Wednesday, September 14, 2005

I'm back...

I am in the midst of exams, (3 of them, and 2 are midterms) after only 10 days of lectures/classes. The classes cram so much material into every lecture that keeping pace seems to be everyone's issue. Luckily, my biology background is leaving me with free time (gasp!), while my humanities-major classmates are really finding no time for sleep. I quite frankly found the exams to be too easy, or at least, not worthy of me spending so much time studying for them.

Come to think of it, it is rather strange how over half of my medical class comes to medical school without much of a biological/scientific background (this makes for painfully, agonizingly slow tutorial periods where the most basic of questions have to be answered and re-answered). This is not a really a surprise. Medical schools have been on a humanities-loving streak for the past several years. One only needs to look at admissions statistics to see this trend in motion. Sure, humanities/liberal arts major brings to the table many qualities that one would like to see in a competent doctor (communication skills, for one). But lest we forget, medicine is still a science based profession that requires a certain kind of finesse and skill sets. These skills are arguably best honed in science classes that teach critical thinking. (I love my alma mater for teaching me how to solve lab problems AND how to read Kant, even though I was a science concentrator. The school believed in broad exposures to many ways of thinking. I'm not sure that this is true at all schools.) However, when medical schools divide students into the broad distinctions between humanities and science majors, and then proceed to show a slight preference for one over the other, they are making a leap of faith that the humanities students they pick can make up for the deficiencies in their collegic science education while in medical school. After all, medical school is all science all the time, so they'll eventually get it, right?

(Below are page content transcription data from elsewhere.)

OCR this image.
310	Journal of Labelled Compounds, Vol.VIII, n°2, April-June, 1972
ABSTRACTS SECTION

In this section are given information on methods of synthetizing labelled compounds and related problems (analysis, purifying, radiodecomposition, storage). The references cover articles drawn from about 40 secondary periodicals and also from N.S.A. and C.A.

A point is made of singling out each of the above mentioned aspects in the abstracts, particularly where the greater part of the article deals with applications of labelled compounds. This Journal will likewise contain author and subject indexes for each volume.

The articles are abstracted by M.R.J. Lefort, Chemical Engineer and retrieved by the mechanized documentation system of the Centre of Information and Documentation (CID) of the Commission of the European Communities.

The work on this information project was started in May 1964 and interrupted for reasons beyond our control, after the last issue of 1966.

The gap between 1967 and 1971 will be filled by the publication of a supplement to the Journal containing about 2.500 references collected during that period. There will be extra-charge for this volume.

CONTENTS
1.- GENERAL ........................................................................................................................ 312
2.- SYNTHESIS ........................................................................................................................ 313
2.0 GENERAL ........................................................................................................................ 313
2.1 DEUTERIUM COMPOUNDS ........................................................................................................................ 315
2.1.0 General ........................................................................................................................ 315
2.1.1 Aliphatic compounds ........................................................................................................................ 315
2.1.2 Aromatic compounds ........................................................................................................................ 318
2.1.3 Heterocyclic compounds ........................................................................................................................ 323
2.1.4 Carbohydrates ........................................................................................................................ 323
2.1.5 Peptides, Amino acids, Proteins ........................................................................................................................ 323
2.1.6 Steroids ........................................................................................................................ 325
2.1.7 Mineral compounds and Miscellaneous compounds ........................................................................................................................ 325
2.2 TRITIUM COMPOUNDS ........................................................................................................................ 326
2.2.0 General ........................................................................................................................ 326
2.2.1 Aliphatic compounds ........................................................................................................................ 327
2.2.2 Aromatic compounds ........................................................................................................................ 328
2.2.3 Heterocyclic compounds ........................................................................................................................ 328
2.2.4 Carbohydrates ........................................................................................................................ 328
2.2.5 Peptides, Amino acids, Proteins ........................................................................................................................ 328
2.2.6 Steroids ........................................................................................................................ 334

As far as I can tell, the humanities students are having the hardest time adjusting to the onslaught of scientific material being force-fed to them during these first months. From my perspective, this material is already watered down: details are missing, concepts are barely touched upon, and jargon is tossed around as if everybody in the class know the vocabulary--all in a maddening effort to keep the pace brisk as we jump from one topic to another. There is simply no way that my fellow hummanities-major classmates have the level of understanding that biology majors have gained from years of study. This is truly a shame, because medical science builds upon foundational knowledge of the basic sciences; the deeper one understands the basics, the better one is at understanding the biology of diseases and treatments. In the short run, it means that humanities majors have a pretty rough time studying for all these exams. In the long run...well I don't know.

Of course they will be competent doctors. But competence, like anything else, can be stratified too.